The LeBaron caught the sun just so. It was elegance sans pretense. In a word, folks, a class act, for about $14,900, an act that is catching on.
In Detroit, Chrysler Corp. officials are beside themselves with joy. In the Washington metropolitan area, where about 1,400 of the LeBaron convertibles and their lesser Chrysler Corp. cousins are on order, Chrysler dealers are filled with glee. After flirting with bankruptcy, Chrysler, the nation's third-largest automaker, has come up with a winner.
The Chrysler convertibles, the first domestically produced top-down cars since the early 1970s, are selling fast--so fast, in fact, that buyers have had to deposit $1,000 and line up on waiting lists for delivery.
Now Ford Motor Co. and General Motors Corp. are hustling to grab a share of the apparently growing market for convertible cars. Ford, the second-largest domestic car manufacturer, plans to introduce a Mustang version this fall. GM, the domestic auto leader, has a Riviera version ready to roll on its Buick line.

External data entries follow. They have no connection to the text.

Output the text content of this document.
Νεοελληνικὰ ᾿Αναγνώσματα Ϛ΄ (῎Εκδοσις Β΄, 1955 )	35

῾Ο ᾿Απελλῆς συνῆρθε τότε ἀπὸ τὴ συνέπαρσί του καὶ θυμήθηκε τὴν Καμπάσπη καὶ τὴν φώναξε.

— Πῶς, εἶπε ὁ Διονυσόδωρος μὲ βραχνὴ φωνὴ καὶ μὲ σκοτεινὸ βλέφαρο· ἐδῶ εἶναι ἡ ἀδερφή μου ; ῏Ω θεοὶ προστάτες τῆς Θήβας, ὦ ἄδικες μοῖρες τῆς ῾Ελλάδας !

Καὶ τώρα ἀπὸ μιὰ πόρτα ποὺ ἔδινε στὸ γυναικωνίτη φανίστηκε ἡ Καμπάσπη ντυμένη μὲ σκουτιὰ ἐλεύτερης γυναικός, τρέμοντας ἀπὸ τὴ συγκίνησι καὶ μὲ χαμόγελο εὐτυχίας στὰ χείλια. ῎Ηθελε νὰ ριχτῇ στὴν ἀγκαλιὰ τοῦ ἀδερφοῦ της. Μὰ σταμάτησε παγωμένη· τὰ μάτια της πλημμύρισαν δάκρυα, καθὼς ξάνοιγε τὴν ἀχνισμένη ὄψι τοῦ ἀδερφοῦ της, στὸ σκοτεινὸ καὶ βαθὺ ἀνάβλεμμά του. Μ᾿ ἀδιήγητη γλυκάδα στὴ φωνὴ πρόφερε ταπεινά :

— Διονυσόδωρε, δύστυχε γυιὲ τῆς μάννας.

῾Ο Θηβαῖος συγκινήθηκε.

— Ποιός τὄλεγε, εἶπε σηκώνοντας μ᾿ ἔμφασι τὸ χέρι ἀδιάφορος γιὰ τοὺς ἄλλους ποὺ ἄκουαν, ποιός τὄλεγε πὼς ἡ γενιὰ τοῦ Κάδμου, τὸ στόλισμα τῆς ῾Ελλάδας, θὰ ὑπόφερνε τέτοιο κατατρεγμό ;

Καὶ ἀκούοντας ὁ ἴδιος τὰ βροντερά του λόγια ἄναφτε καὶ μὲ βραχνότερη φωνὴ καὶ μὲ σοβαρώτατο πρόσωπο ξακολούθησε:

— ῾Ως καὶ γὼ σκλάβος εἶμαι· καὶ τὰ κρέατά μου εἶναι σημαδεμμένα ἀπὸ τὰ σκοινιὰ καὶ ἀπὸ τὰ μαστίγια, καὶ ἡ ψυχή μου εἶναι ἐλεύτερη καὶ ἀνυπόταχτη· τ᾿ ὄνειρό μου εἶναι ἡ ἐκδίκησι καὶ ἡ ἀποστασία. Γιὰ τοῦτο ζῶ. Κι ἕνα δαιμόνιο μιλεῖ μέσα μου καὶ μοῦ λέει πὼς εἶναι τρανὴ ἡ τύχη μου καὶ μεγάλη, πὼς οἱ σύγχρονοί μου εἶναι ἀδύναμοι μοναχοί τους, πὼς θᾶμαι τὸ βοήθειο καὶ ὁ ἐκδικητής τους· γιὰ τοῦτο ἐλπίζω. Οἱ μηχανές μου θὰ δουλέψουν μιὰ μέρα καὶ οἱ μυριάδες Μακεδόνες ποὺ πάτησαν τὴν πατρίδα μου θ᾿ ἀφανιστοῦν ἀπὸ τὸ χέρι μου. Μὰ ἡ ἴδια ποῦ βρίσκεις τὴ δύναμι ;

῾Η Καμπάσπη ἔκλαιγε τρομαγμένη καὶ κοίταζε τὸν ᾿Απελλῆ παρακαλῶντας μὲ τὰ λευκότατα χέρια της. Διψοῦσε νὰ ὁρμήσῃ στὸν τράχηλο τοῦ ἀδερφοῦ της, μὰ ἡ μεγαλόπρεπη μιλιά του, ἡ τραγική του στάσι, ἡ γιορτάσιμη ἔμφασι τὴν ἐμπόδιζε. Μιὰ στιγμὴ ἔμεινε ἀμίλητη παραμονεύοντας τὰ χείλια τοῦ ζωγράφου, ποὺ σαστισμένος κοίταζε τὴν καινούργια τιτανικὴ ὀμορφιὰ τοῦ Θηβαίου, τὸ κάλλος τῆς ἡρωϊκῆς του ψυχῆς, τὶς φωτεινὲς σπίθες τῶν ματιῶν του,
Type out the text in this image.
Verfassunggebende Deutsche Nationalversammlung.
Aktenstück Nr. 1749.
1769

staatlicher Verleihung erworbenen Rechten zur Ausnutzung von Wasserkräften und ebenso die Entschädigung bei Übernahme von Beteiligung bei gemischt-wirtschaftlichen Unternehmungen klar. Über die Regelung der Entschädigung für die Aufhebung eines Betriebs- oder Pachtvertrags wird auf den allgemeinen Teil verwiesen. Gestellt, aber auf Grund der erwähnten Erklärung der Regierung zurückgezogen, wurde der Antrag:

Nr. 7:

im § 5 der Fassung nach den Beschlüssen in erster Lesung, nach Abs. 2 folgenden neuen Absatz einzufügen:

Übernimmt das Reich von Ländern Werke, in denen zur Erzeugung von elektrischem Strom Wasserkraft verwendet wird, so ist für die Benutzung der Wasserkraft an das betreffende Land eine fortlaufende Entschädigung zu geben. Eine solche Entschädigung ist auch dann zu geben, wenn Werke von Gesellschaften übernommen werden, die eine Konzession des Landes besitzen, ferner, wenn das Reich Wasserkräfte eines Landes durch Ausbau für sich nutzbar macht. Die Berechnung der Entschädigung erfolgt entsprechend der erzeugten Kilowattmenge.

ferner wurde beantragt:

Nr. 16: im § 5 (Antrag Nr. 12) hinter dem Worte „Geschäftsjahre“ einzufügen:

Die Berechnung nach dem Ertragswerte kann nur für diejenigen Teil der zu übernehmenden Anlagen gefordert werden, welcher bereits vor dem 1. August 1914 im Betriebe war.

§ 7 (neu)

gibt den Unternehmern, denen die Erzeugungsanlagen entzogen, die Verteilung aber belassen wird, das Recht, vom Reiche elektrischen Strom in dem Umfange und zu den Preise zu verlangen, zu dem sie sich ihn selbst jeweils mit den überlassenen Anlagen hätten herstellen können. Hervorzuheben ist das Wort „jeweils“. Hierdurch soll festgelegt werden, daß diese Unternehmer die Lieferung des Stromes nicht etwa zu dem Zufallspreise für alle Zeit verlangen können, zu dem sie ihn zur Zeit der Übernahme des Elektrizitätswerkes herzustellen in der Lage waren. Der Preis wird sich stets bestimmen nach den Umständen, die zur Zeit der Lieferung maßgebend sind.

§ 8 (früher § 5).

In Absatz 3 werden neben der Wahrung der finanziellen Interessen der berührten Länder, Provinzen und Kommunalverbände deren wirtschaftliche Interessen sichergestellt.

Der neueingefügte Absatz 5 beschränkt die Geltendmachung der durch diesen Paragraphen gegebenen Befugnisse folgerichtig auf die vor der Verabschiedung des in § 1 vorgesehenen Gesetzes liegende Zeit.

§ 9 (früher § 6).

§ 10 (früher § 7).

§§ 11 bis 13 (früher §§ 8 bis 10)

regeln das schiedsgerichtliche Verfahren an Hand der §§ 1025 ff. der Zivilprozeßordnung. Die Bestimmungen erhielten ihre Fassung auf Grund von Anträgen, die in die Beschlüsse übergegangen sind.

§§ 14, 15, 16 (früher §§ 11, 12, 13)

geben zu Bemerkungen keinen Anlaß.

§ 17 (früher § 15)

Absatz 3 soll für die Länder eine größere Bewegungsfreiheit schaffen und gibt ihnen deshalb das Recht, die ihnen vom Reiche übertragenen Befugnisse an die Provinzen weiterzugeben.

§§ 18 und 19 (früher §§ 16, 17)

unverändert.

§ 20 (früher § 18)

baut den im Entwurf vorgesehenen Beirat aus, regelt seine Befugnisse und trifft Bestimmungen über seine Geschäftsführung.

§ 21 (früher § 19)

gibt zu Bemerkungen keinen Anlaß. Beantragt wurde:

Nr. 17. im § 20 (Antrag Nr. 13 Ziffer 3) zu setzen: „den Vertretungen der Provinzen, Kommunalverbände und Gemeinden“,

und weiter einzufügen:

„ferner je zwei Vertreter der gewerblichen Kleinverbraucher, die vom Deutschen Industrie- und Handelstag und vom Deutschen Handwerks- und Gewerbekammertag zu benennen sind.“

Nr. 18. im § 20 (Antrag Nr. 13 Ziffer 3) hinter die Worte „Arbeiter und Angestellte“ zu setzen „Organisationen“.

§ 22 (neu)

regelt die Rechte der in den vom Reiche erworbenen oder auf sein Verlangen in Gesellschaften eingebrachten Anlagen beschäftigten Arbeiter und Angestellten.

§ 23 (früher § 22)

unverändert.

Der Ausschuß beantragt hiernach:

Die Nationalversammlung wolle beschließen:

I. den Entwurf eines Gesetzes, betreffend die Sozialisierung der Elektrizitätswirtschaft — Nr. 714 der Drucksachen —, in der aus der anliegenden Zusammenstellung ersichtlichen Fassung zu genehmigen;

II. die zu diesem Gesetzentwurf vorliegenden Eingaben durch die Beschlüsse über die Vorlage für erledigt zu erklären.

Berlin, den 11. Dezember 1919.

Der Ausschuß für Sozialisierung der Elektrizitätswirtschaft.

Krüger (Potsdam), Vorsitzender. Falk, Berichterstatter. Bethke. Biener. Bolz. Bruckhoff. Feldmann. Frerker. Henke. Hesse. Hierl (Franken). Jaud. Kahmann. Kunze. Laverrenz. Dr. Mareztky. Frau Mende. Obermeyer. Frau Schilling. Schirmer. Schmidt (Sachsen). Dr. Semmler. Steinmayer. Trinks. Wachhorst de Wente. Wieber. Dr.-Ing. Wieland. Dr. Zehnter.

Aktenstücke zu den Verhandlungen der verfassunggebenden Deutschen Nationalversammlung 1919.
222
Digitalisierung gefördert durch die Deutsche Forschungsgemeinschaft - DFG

GM also is considering a Chevrolet entry--probably a Cavalier--in the convertible sweepstakes.
But for the moment, Chrysler is ahead.
It all started in 1980, in the days when Chrysler was cutting staff, closing plants, and taking other measures in a desperate bid for solvency. One move was a cautious commitment to a new convertible.
The plan was to build 3,500 LeBaron Medallions for introduction this spring, but when the company started advertising the convertibles last January, it received orders for 3,800 LeBarons within a few days, said John Givens, Chrysler's vice president for marketing.
The orders kept coming and the company decided to add a medium-priced LeBaron and a Dodge 400 series--both of which list for about $12,600--to its convertible line.
Chrysler now plans to produce and sell 20,000 convertibles by the end of the 1982 model run in July.
The growth in demand changed Chrysler's new convertible production from a job-shop type of operation to the familiar full-scale-assembly-line approach.
"When we started out, we had figured on only a small volume of cars, which would have been impractical for full in-house production," Givens said. "We don't know how long this demand will last, but we're very enthusiastic. It's now become a full production kind of thing," Givens said.